St Andrew businessman Robert Bell is currently facing assault and firearm charges following an altercation with a woman which reportedly stemmed from a case of road rage.
Smith explained that it has become common behaviour for Jamaicans to only react to aggression, which motivates that kind of behaviour, something that he has experienced.
"The chances of this kind of behaviour being repeated in the future are very high, especially if they don't get intervention. Anger management, use of emotional intelligence, respect for other road users, self-awareness in terms of what triggers anger," he said.
"It has happened, in my view, too frequently," said Assistant Commissioner of Police Dr Gary McKenzie, head of the Public Safety and Traffic Enforcement Branch. "Most times it does not escalate into physical violence, but we have seen cases where vehicles were damaged, people attacked, and in some cases, worse."
"That's why I say, when somebody try block yuh in or act aggressive, don't get into it," McKenzie warned. "Call the police right away, give a description of the vehicle and your location." He also urged bystanders not to ignore what's happening.
"Say it out loud if yuh being attacked so others can see and maybe step in, or record what's happening," he said. "Videos and photos can help us catch the perpetrator if they leave the scene."
Both McKenzie and Smith agree that it's best to avoid confrontation at all costs even if you're in the right.
"De-escalate," said Smith. "Keep your windows wound up, doors locked. Do not engage. Don't get out of the vehicle to go argue it just fuels the fire." The psychologist, who has been practising for 15 years, added that many of the aggressors have either poor emotional regulation, inflated egos, or a learnt belief that aggression is the only way to get attention or compliance.
"We see a lot of narcissistic behaviour. 'Nobody should do this to me and get away.' That mindset is dangerous. And social learning adds to it.

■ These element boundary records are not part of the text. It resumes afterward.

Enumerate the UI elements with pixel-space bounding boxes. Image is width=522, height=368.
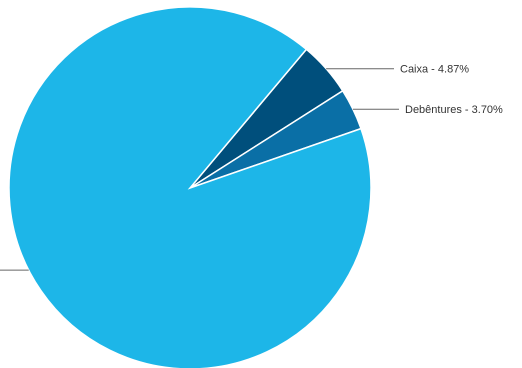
- pie-slices: [8, 6, 372, 368]
- pie-slice-2: [8, 6, 372, 368]
- pie-labels: Caixa - 4.87% Debêntures - 3.70%: [0, 64, 503, 271]
- slice-label-1: Debêntures - 3.70%: [405, 104, 503, 116]
- slice-label-0: Caixa - 4.87%: [400, 64, 469, 76]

They learn that if you don't behave aggressively, nobody responds."
McKenzie also had a special plea to the men of Jamaica.
"Where you see women or children being attacked, please say something. Don't put yourself in danger, but don't stand by and let it happen. The culture must change." Both men said prevention is key, whether by remaining calm, calling the police, or simply removing yourself from a potential attack.
"Sometimes you have to remind yourself 'I have a life to live. I have my family. Let me just go,'" said Smith.